DRAMPyML: A Formal Description of DRAM Protocols with Timed Petri Nets
The JEDEC committee defines various domain-specific DRAM standards. These standards feature increasingly complex and evolving protocol specifications, which are detailed in timing diagrams and command tables. Understanding these protocols is becoming progressively challenging as new features and complex device hierarchies are difficult to comprehend without an expressive model. While each JEDEC standard features a simplified state machine, this state machine fails to reflect the parallel operation of memory banks. In this paper, we present an evolved modeling approach based on timed Petri nets and Python. This model provides a more accurate representation of DRAM protocols, making them easier to understand and directly executable, which enables the evaluation of interesting metrics and the verification of controller RTL models, DRAM logic and memory simulators.
💡 Research Summary
The paper addresses the growing complexity of modern DRAM standards such as DDR5, LPDDR5 and HBM, whose specifications are spread across numerous timing diagrams and command tables. Traditional JEDEC state‑machine descriptions are insufficient because they ignore bank‑level parallelism and cannot capture the intricate timing constraints required for correct controller operation. Earlier work introduced a domain‑specific language called DRAMml together with a timed‑inhibitor‑reset Petri net model. While DRAMml enabled automatic generation of a cycle‑accurate simulator (DRAMSys) and SystemVerilog assertions, its rigid hierarchical syntax could not express newer features like SameBank and Per2Bank commands, making it hard to maintain as standards evolve.
To overcome these limitations, the authors propose DRAMPyML, a new formal description method that leverages the general‑purpose Python language combined with timed Petri nets. The approach retains the expressive power of the previous Petri‑net model—places represent conditions, transitions represent commands, and tokens encode bank activation states—while adding the flexibility of Python for hierarchical construction and rapid prototyping. In the model, each bank has an ACTIVE place; an ACT transition creates a token in this place, and PRE or PREA transitions reset it via reset arcs. Inhibitor arcs prevent illegal command sequences (e.g., issuing ACT on an already active bank) and block power‑down or self‑refresh transitions when any bank is active. Timed arcs, equipped with age guards, enforce JEDEC‑specified minimum delays such as tRCD, tRAS, tRC, and more complex constraints like the N‑Activate Window or command‑bus occupancy.

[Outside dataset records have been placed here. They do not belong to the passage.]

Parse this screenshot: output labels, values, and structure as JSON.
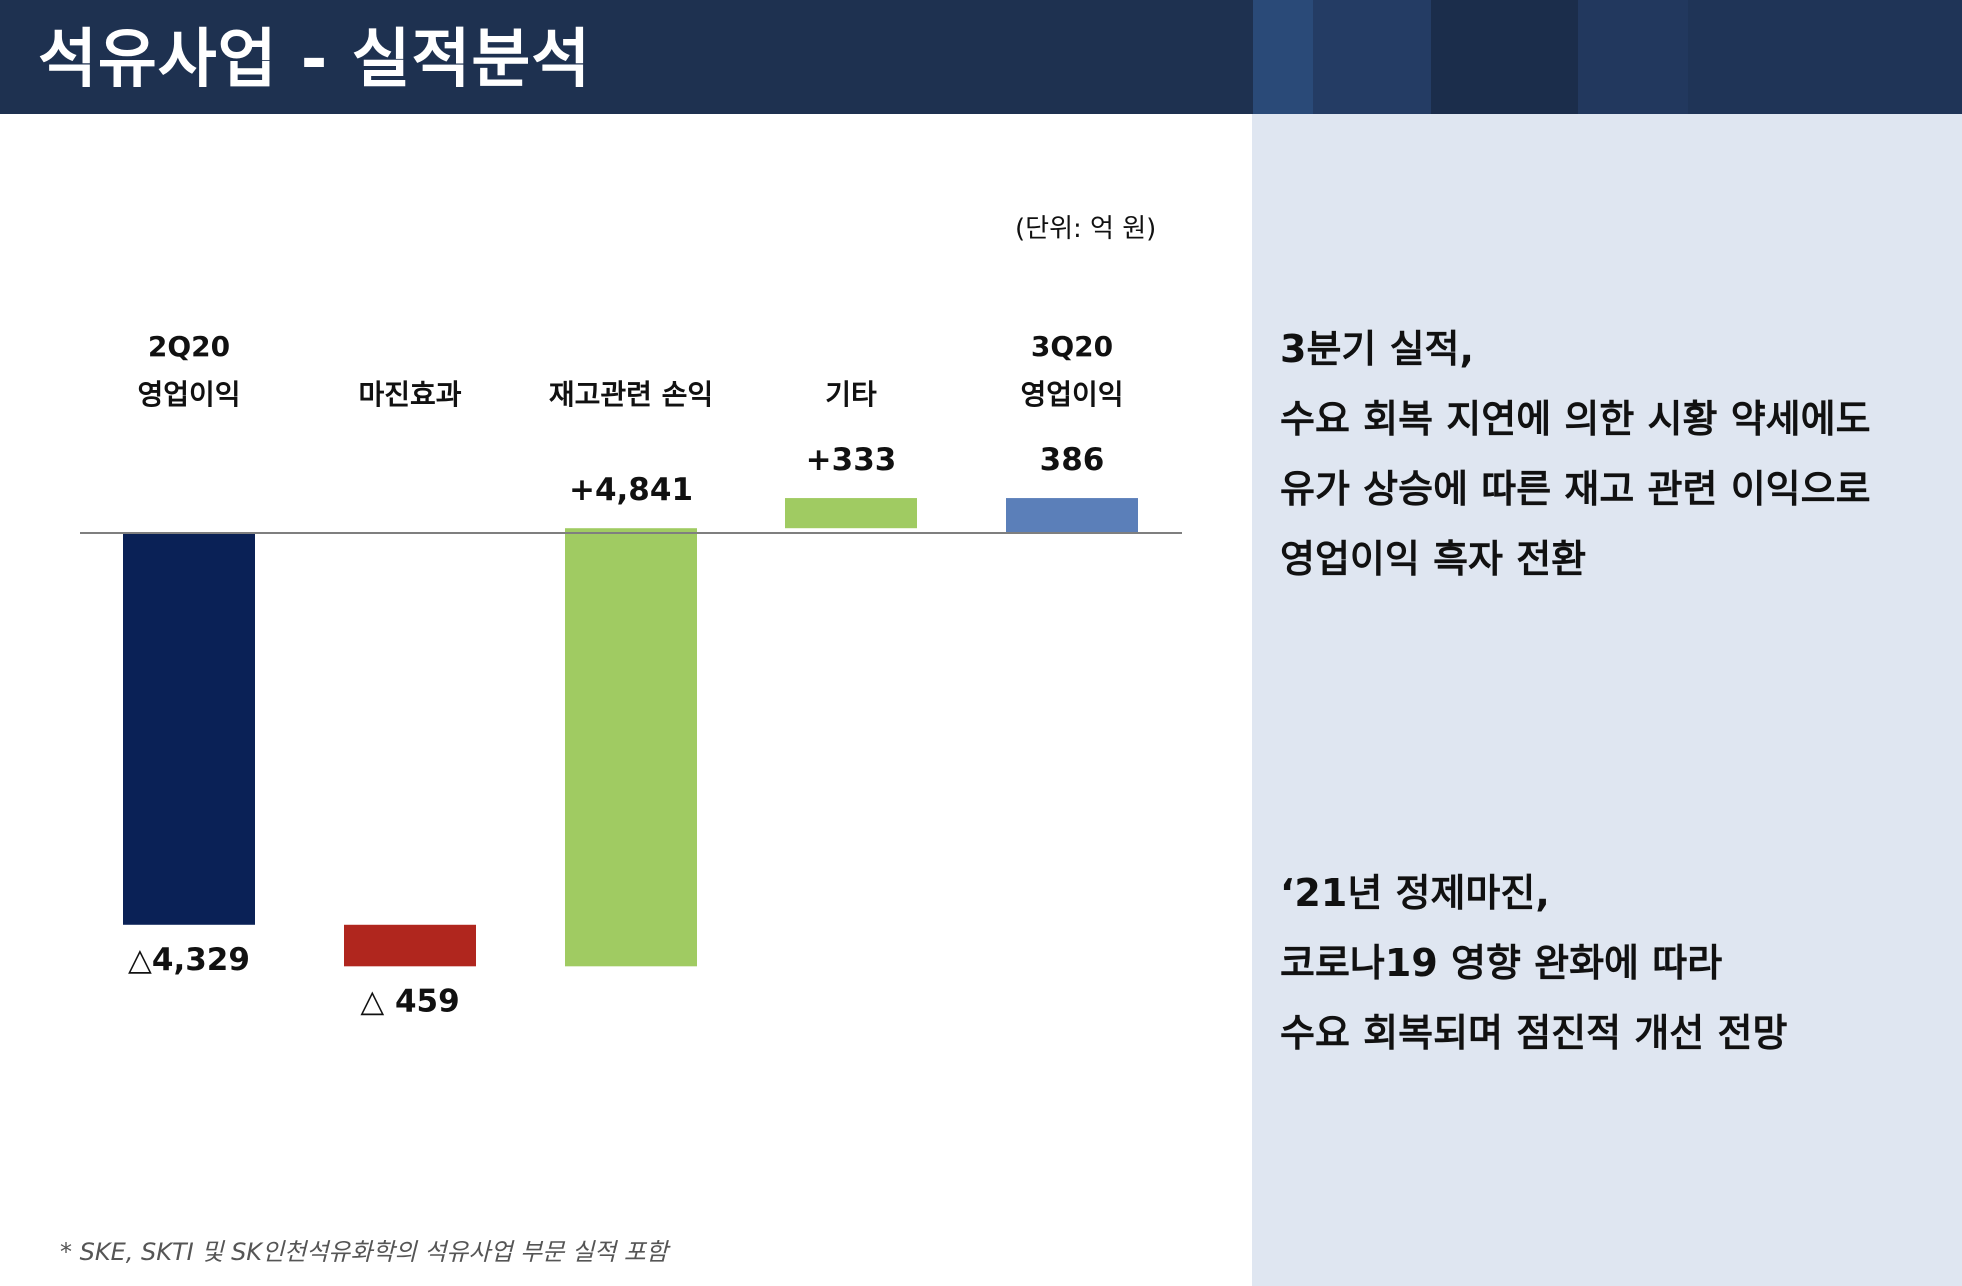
{
  "header": {
    "title": "석유사업 - 실적분석"
  },
  "unit": "(단위: 억 원)",
  "chart_data": {
    "type": "bar",
    "subtype": "waterfall",
    "categories": [
      [
        "2Q20",
        "영업이익"
      ],
      [
        "마진효과"
      ],
      [
        "재고관련 손익"
      ],
      [
        "기타"
      ],
      [
        "3Q20",
        "영업이익"
      ]
    ],
    "values": [
      -4329,
      -459,
      4841,
      333,
      386
    ],
    "value_labels": [
      "△4,329",
      "△ 459",
      "+4,841",
      "+333",
      "386"
    ],
    "bar_kind": [
      "total",
      "delta",
      "delta",
      "delta",
      "total"
    ],
    "colors": [
      "#0a2156",
      "#b0261e",
      "#a0cb62",
      "#a0cb62",
      "#5b7fb9"
    ]
  },
  "commentary": [
    [
      "3분기 실적,",
      "수요 회복 지연에 의한 시황 약세에도",
      "유가 상승에 따른 재고 관련 이익으로",
      "영업이익 흑자 전환"
    ],
    [
      "‘21년 정제마진,",
      "코로나19 영향 완화에 따라",
      "수요 회복되며 점진적 개선 전망"
    ]
  ],
  "footnote": "* SKE, SKTI 및 SK인천석유화학의 석유사업 부문 실적 포함"
}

Custom timed‑inhibitor‑reset arcs model “command‑to‑command” blocking periods (tx) without needing separate DSL constructs.
Implementation details show a concise Python API: a graph object g is populated with places and transitions using g.add_node and g.add_edge, while specialized arc objects (ResetArc, InhibitorArc, TimedArc) encode the required semantics. The authors provide example code snippets that automatically generate the full hierarchy of ranks, banks, and channels based on parameterized loops, dramatically reducing description size compared with DRAMml. Because the model is executable in the Python interpreter, designers can feed a sequence of commands and obtain immediate feedback on timing violations, enabling rapid functional validation of controller logic.
For verification, the authors demonstrate two complementary uses. First, the executable model drives a simple protocol‑compliant memory controller that can be co‑simulated with RTL designs, exposing mismatches early in the design flow. Second, the model is traversed to automatically emit SystemVerilog Assertions (SVAs) that encode the same timing constraints; these assertions can be integrated into standard verification environments to check existing RTL controllers for JEDEC compliance. Formal analysis algorithms are also described: reachability analysis verifies that all banks can be simultaneously active, dead‑lock detection ensures that power‑down and self‑refresh transitions are always reachable, and timing‑window analysis quantifies the maximum number of outstanding activates allowed under a given tFAW constraint.
Experimental results on a DDR5‑like configuration show that DRAMPyML can model the full set of commands, including SameBank and Per2Bank, with a description size roughly 30 % of the equivalent DRAMml model. The generated SVAs correctly flagged injected protocol violations in a reference RTL controller, and the Python‑based simulator reproduced the timing behavior of the DRAMSys cycle‑accurate model with negligible performance overhead.
In summary, DRAMPyML provides a flexible, Python‑driven formalism for DRAM protocol specification that captures both functional and temporal aspects using timed‑inhibitor‑reset Petri nets. It enables executable modeling, automatic generation of verification artifacts, and formal analyses that were previously cumbersome or impossible with rigid DSLs. The approach promises easier adaptation to future JEDEC standards and a unified verification flow from high‑level protocol description down to RTL and silicon validation.